Prawdopodobnie jednak nie jest to film, który zbytnio dba o logistykę fabuły. To emocjonalne linie, które prowadzą film - trójkąt miłosny między Thomasem, Teresą i Brendą ( Rosa Salazar ), na przykład zaangażowanie Thomasa w zapewnienie bezpieczeństwa wszystkim swoim przyjaciołom, co prowadzi go z powrotem do WKCD zamiast po prostu wstać i uciec. To wszystko dla dobra i zła, a w tych kategoriach WCKD jest złe i to wszystko. Chociaż seria może być nieco bardziej dorosła niż jej rówieśnicy (z pewnością jest bardziej brutalna i nie w sposób, który wydaje się fałszywy), nadal działa w oparciu o czarno-białe wskaźniki.
Ponieważ film jest wielkim złem, Janson, Aidan Gillen jest jak zawsze wspaniały, a także należy do naprawdę imponującej listy aktorów charakterystycznych, którzy weszli do serii i z niej zrezygnowali, aby dodać jej pikanterii (w poprzedniej części w szczególności chwalili się Lili Taylor i Alan Tudyk, a Giancarlo Esposito i Barry Pepper są pozostałościami). Chociaż wszyscy młodzi główni bohaterowie serialu wykonują godną podziwu robotę (szczególnie Salazar, w stosunkowo niewdzięcznej roli), ich starsi koledzy mają tendencję do kradzieży scen bezpośrednio spod nich.
Jego Walton Goggins kto jest wielką niespodzianką w tej odsłonie. Jako przywódca ruchu oporu pojawia się z kilkoma warstwami „dziwacznego” makijażu i bez nosa, i udaje mu się przekręcić pokrętło z niskiego poziomu bossa mafii na Fury Road chłopiec wojenny w skromnym czasie, który mu przydzielono. W sensie fabularnym jego postać po prostu zajmuje miejsce - film trwa 142 minuty, a czuje to - ale oglądanie go jest tak zabawne, że trudno narzekać na objazd. W szerszej skali równie dobrze mógłby to być etos pracy całego filmu, chociaż nie wszystkie potknięcia, jakie się z tym wiążą, można odrzucić tak hojnie.
Ostatecznie problem polega na tym, że filmu jest po prostu za dużo. Wydaje się to nieuniknione, biorąc pod uwagę nieodłączną trudność w tłumaczeniu czegoś ze strony na ekran, ale nie można tego traktować jako wymówki. Jest tak wiele stałych fragmentów, które wydają się być ostatnimi, że kiedy film w końcu się kończy, prawie wydaje się, że zostałeś sfałszowany, i zostanie jeszcze jedna scena na zakończenie. To jest zabawne przez chwilę, a potem zaczyna się trochę męczyć, zwłaszcza, że ta sama dynamika postaci pojawia się w kółko.

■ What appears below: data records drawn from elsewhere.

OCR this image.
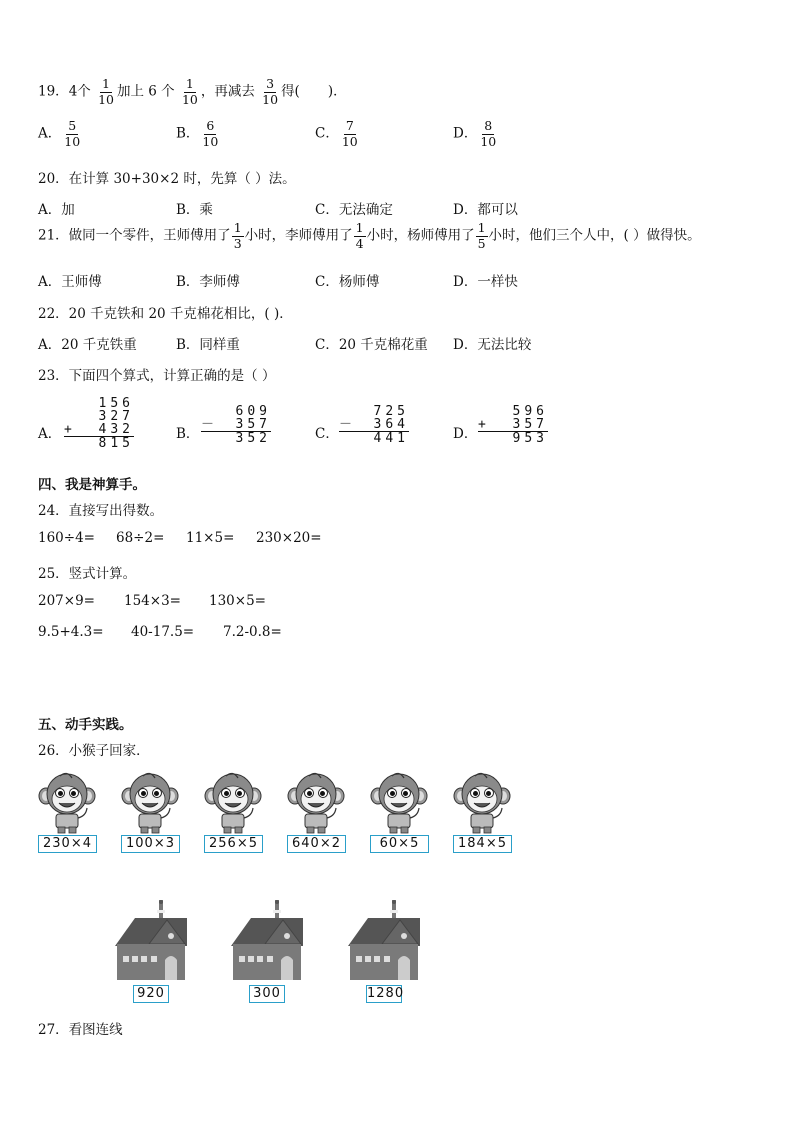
19．4个 $\frac{1}{10}$ 加上 6 个 $\frac{1}{10}$ ，再减去 $\frac{3}{10}$ 得( )．
A． $\frac{5}{10}$	B． $\frac{6}{10}$	C． $\frac{7}{10}$	D． $\frac{8}{10}$
20．在计算 30+30×2 时，先算（ ）法。
A．加	B．乘	C．无法确定	D．都可以
21．做同一个零件，王师傅用了 $\frac{1}{3}$ 小时，李师傅用了 $\frac{1}{4}$ 小时，杨师傅用了 $\frac{1}{5}$ 小时，他们三个人中，( ）做得快。
A．王师傅	B．李师傅	C．杨师傅	D．一样快
22．20 千克铁和 20 千克棉花相比，( )．
A．20 千克铁重	B．同样重	C．20 千克棉花重 D．无法比较
23．下面四个算式，计算正确的是（ ）
A．
156
327
+ 432
815
B．
609
－ 357
352	C．
725
－ 364
441	D．
596
+ 357
953
四、我是神算手。
24．直接写出得数。
160÷4= 68÷2= 11×5= 230×20=
25．竖式计算。
207×9= 154×3= 130×5=
9.5+4.3= 40-17.5= 7.2-0.8=
五、动手实践。
26．小猴子回家．
230×4	100×3	256×5	640×2	60×5	184×5
920	300	1280
27．看图连线
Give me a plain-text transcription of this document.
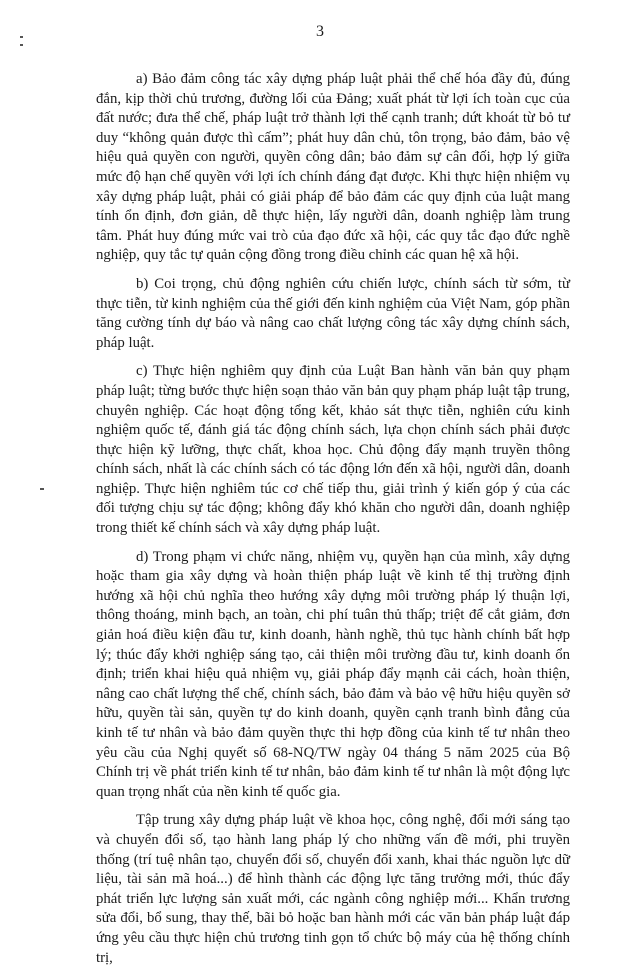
3

a) Bảo đảm công tác xây dựng pháp luật phải thể chế hóa đầy đủ, đúng đắn, kịp thời chủ trương, đường lối của Đảng; xuất phát từ lợi ích toàn cục của đất nước; đưa thể chế, pháp luật trở thành lợi thế cạnh tranh; dứt khoát từ bỏ tư duy “không quản được thì cấm”; phát huy dân chủ, tôn trọng, bảo đảm, bảo vệ hiệu quả quyền con người, quyền công dân; bảo đảm sự cân đối, hợp lý giữa mức độ hạn chế quyền với lợi ích chính đáng đạt được. Khi thực hiện nhiệm vụ xây dựng pháp luật, phải có giải pháp để bảo đảm các quy định của luật mang tính ổn định, đơn giản, dễ thực hiện, lấy người dân, doanh nghiệp làm trung tâm. Phát huy đúng mức vai trò của đạo đức xã hội, các quy tắc đạo đức nghề nghiệp, quy tắc tự quản cộng đồng trong điều chỉnh các quan hệ xã hội.

b) Coi trọng, chủ động nghiên cứu chiến lược, chính sách từ sớm, từ thực tiễn, từ kinh nghiệm của thế giới đến kinh nghiệm của Việt Nam, góp phần tăng cường tính dự báo và nâng cao chất lượng công tác xây dựng chính sách, pháp luật.

c) Thực hiện nghiêm quy định của Luật Ban hành văn bản quy phạm pháp luật; từng bước thực hiện soạn thảo văn bản quy phạm pháp luật tập trung, chuyên nghiệp. Các hoạt động tổng kết, khảo sát thực tiễn, nghiên cứu kinh nghiệm quốc tế, đánh giá tác động chính sách, lựa chọn chính sách phải được thực hiện kỹ lưỡng, thực chất, khoa học. Chủ động đẩy mạnh truyền thông chính sách, nhất là các chính sách có tác động lớn đến xã hội, người dân, doanh nghiệp. Thực hiện nghiêm túc cơ chế tiếp thu, giải trình ý kiến góp ý của các đối tượng chịu sự tác động; không đẩy khó khăn cho người dân, doanh nghiệp trong thiết kế chính sách và xây dựng pháp luật.

d) Trong phạm vi chức năng, nhiệm vụ, quyền hạn của mình, xây dựng hoặc tham gia xây dựng và hoàn thiện pháp luật về kinh tế thị trường định hướng xã hội chủ nghĩa theo hướng xây dựng môi trường pháp lý thuận lợi, thông thoáng, minh bạch, an toàn, chi phí tuân thủ thấp; triệt để cắt giảm, đơn giản hoá điều kiện đầu tư, kinh doanh, hành nghề, thủ tục hành chính bất hợp lý; thúc đẩy khởi nghiệp sáng tạo, cải thiện môi trường đầu tư, kinh doanh ổn định; triển khai hiệu quả nhiệm vụ, giải pháp đẩy mạnh cải cách, hoàn thiện, nâng cao chất lượng thể chế, chính sách, bảo đảm và bảo vệ hữu hiệu quyền sở hữu, quyền tài sản, quyền tự do kinh doanh, quyền cạnh tranh bình đẳng của kinh tế tư nhân và bảo đảm quyền thực thi hợp đồng của kinh tế tư nhân theo yêu cầu của Nghị quyết số 68-NQ/TW ngày 04 tháng 5 năm 2025 của Bộ Chính trị về phát triển kinh tế tư nhân, bảo đảm kinh tế tư nhân là một động lực quan trọng nhất của nền kinh tế quốc gia.

Tập trung xây dựng pháp luật về khoa học, công nghệ, đổi mới sáng tạo và chuyển đổi số, tạo hành lang pháp lý cho những vấn đề mới, phi truyền thống (trí tuệ nhân tạo, chuyển đổi số, chuyển đổi xanh, khai thác nguồn lực dữ liệu, tài sản mã hoá...) để hình thành các động lực tăng trưởng mới, thúc đẩy phát triển lực lượng sản xuất mới, các ngành công nghiệp mới... Khẩn trương sửa đổi, bổ sung, thay thế, bãi bỏ hoặc ban hành mới các văn bản pháp luật đáp ứng yêu cầu thực hiện chủ trương tinh gọn tổ chức bộ máy của hệ thống chính trị,
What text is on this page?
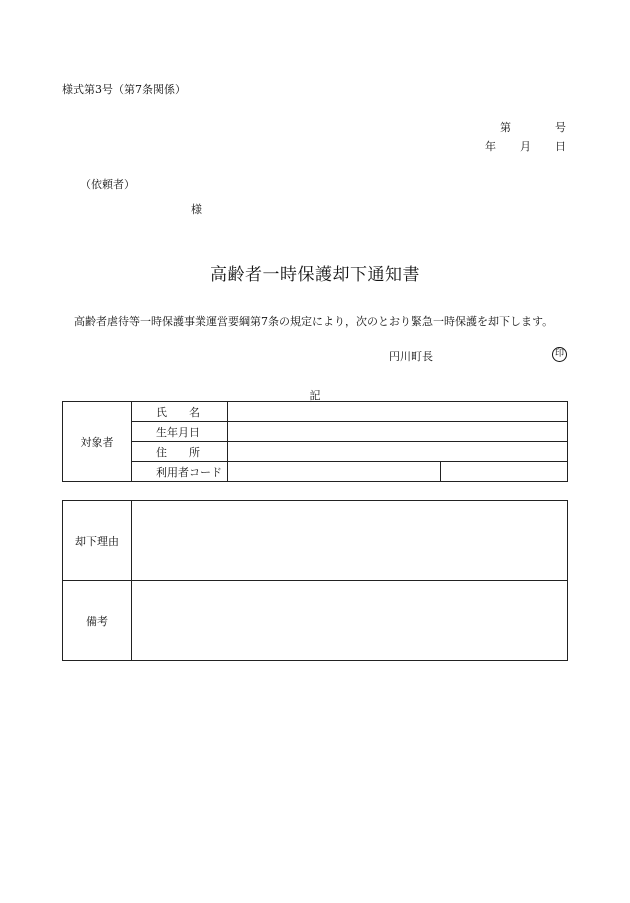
様式第3号（第7条関係）
第	号
年 月 日
（依頼者）
様
高齢者一時保護却下通知書
高齢者虐待等一時保護事業運営要綱第7条の規定により，次のとおり緊急一時保護を却下します。
円川町長	印
記
対象者	氏　　名		
	生年月日		
	住　　所		
	利用者コード		
却下理由	
備考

Z drugiej strony dystopijne YA to gatunek oparty na tropach, więc ma sens, by Labirynt Runner franczyza powinna przestrzegać swoich zasad. Szczerze mówiąc, radzi sobie lepiej niż wielu jego rówieśników ( Rozbieżny przychodzi mi na myśl, która wygasła, zanim mogła się skończyć), a akcja błyskawicznie wyprzedza nawet część pozagatunkowej konkurencji.